Enquanto os novos governantes ainda não se entendiam no todo e mostravam fragilidades desnecessárias, e uma confiança exagerada de que aqueles que garantiram a doutrinação para a aceitação do fortalecimento da estrutura que sempre pautou o comportamento da elite governante brasileira aceitassem ser parte secundária na política. Enganaram-se, pois os ninhos da seita estavam repletos e os filhotes eram alimentados nas átrios das pretendidas novas catedrais, como provavam as atitudes dos ‘cardeais’ que se recusaram a entregar o comando de suas tropas. Ali estava gritando o sinal da sublevação, da ignomínia e da traição à Constituição Cidadã. E então no oitavo dia do ano veio o dilúvio com o qual pretendiam afogar a democracia, a possibilidade de o povo brasileiro tentar apontar outro caminho para uma nação que ainda não se formou plenamente. Os acontecimentos de 8 de janeiro de 2023 expõem que a elite econômica do Brasil, aliada aos militares, se recusa a ser protagonista de uma proposta social que acolha todos os ramos formadores da humanidade. A exclusão parece ser o afã de sua existência.
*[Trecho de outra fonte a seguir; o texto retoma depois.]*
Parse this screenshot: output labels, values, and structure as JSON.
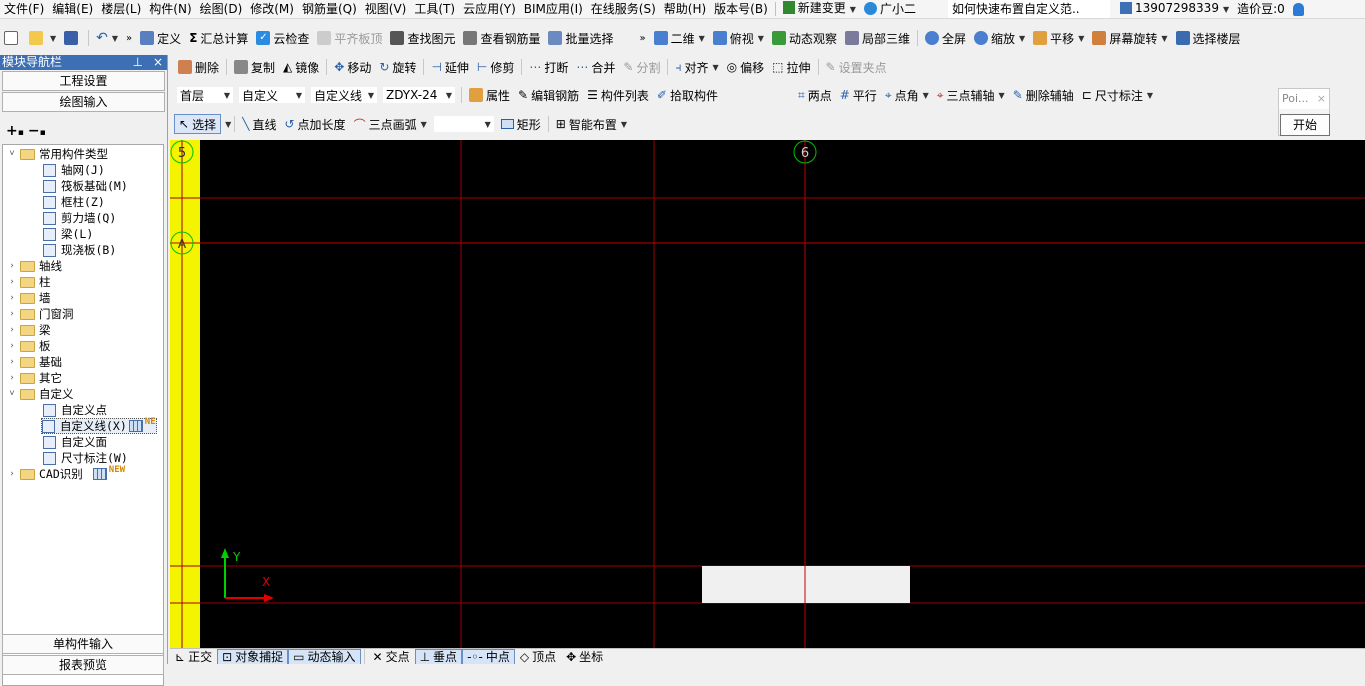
{
  "menu": {
    "items": [
      "文件(F)",
      "编辑(E)",
      "楼层(L)",
      "构件(N)",
      "绘图(D)",
      "修改(M)",
      "钢筋量(Q)",
      "视图(V)",
      "工具(T)",
      "云应用(Y)",
      "BIM应用(I)",
      "在线服务(S)",
      "帮助(H)",
      "版本号(B)"
    ],
    "new_change": "新建变更",
    "assistant": "广小二",
    "search_text": "如何快速布置自定义范..",
    "user": "13907298339",
    "beans": "造价豆:0"
  },
  "toolbar1": {
    "define": "定义",
    "sum_calc": "汇总计算",
    "cloud_check": "云检查",
    "flat_slab_top": "平齐板顶",
    "find_element": "查找图元",
    "view_rebar": "查看钢筋量",
    "batch_select": "批量选择",
    "view_2d": "二维",
    "top_view": "俯视",
    "dynamic_view": "动态观察",
    "local_3d": "局部三维",
    "full_screen": "全屏",
    "zoom": "缩放",
    "pan": "平移",
    "screen_rotate": "屏幕旋转",
    "select_floor": "选择楼层"
  },
  "toolbar2": {
    "delete": "删除",
    "copy": "复制",
    "mirror": "镜像",
    "move": "移动",
    "rotate": "旋转",
    "extend": "延伸",
    "trim": "修剪",
    "break": "打断",
    "merge": "合并",
    "split": "分割",
    "align": "对齐",
    "offset": "偏移",
    "stretch": "拉伸",
    "set_grip": "设置夹点"
  },
  "toolbar3": {
    "floor": "首层",
    "category": "自定义",
    "element_type": "自定义线",
    "element_name": "ZDYX-24",
    "properties": "属性",
    "edit_rebar": "编辑钢筋",
    "element_list": "构件列表",
    "pick_element": "拾取构件",
    "two_points": "两点",
    "parallel": "平行",
    "point_angle": "点角",
    "three_point_aux": "三点辅轴",
    "delete_aux": "删除辅轴",
    "dimension": "尺寸标注"
  },
  "toolbar4": {
    "select": "选择",
    "line": "直线",
    "point_length": "点加长度",
    "three_point_arc": "三点画弧",
    "rect": "矩形",
    "smart_layout": "智能布置"
  },
  "nav": {
    "title": "模块导航栏",
    "pin": "ᵖ",
    "close": "×",
    "section_project": "工程设置",
    "section_drawing": "绘图输入",
    "section_single": "单构件输入",
    "section_report": "报表预览",
    "tree": {
      "common": "常用构件类型",
      "common_children": [
        "轴网(J)",
        "筏板基础(M)",
        "框柱(Z)",
        "剪力墙(Q)",
        "梁(L)",
        "现浇板(B)"
      ],
      "folders": [
        "轴线",
        "柱",
        "墙",
        "门窗洞",
        "梁",
        "板",
        "基础",
        "其它"
      ],
      "custom": "自定义",
      "custom_children": [
        "自定义点",
        "自定义线(X)",
        "自定义面",
        "尺寸标注(W)"
      ],
      "cad": "CAD识别",
      "new_badge": "NEW",
      "ne_badge": "NE"
    }
  },
  "canvas": {
    "axis_top": "6",
    "axis_left_top": "5",
    "axis_left_mid": "A",
    "axis_y": "Y",
    "axis_x": "X"
  },
  "popup": {
    "title": "Poi...",
    "start": "开始"
  },
  "status": {
    "ortho": "正交",
    "snap": "对象捕捉",
    "dyn_input": "动态输入",
    "intersect": "交点",
    "perp": "垂点",
    "mid": "中点",
    "vertex": "顶点",
    "coord": "坐标"
  },
  "colors": {
    "canvas_bg": "#000000",
    "grid_line": "#a00000",
    "axis_circle": "#00c000",
    "left_strip": "#f4f400",
    "nav_title": "#3c6fb3"
  }
}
A existência humana não pode ser explicada apenas por uma tensão binária, tampouco a história dos homens. Jacques Monod explica que a ocorrência da vida teria sido um acaso, um acontecimento fortuito, mas, um vez instalada, é a necessidade de manter-se viva que permite a continuidade da vida. Falava-se que os portugueses teriam chegado a essa terra que denominamos Brasil, por acaso, no ano de 1500. Essa foi a primeira maneira de desqualificar um dos nossos antepassados, negando-lhes o reconhecimento de seus estudos para o domínio dos mares, na construção naval, no domínio das ciências, enfim.
Essa percepção negativa que foi construída sobre os portugueses e sua cultura, parece ter sido resultante das explicações proclamadas pelas nações da Europa Setentrional, que tardiamente seguiram os caminhos abertos pelos lusitanos, a partir de meados do século XVII, na demonização da cultura barroca católica em face de uma pretensa separação da religião protestante em relação ao Estado. Tal explicação levou gerações a acreditarem que todo o processo de destruição dos povos originários desse continente que hoje chamamos América, teria sido realizado pelos iberos.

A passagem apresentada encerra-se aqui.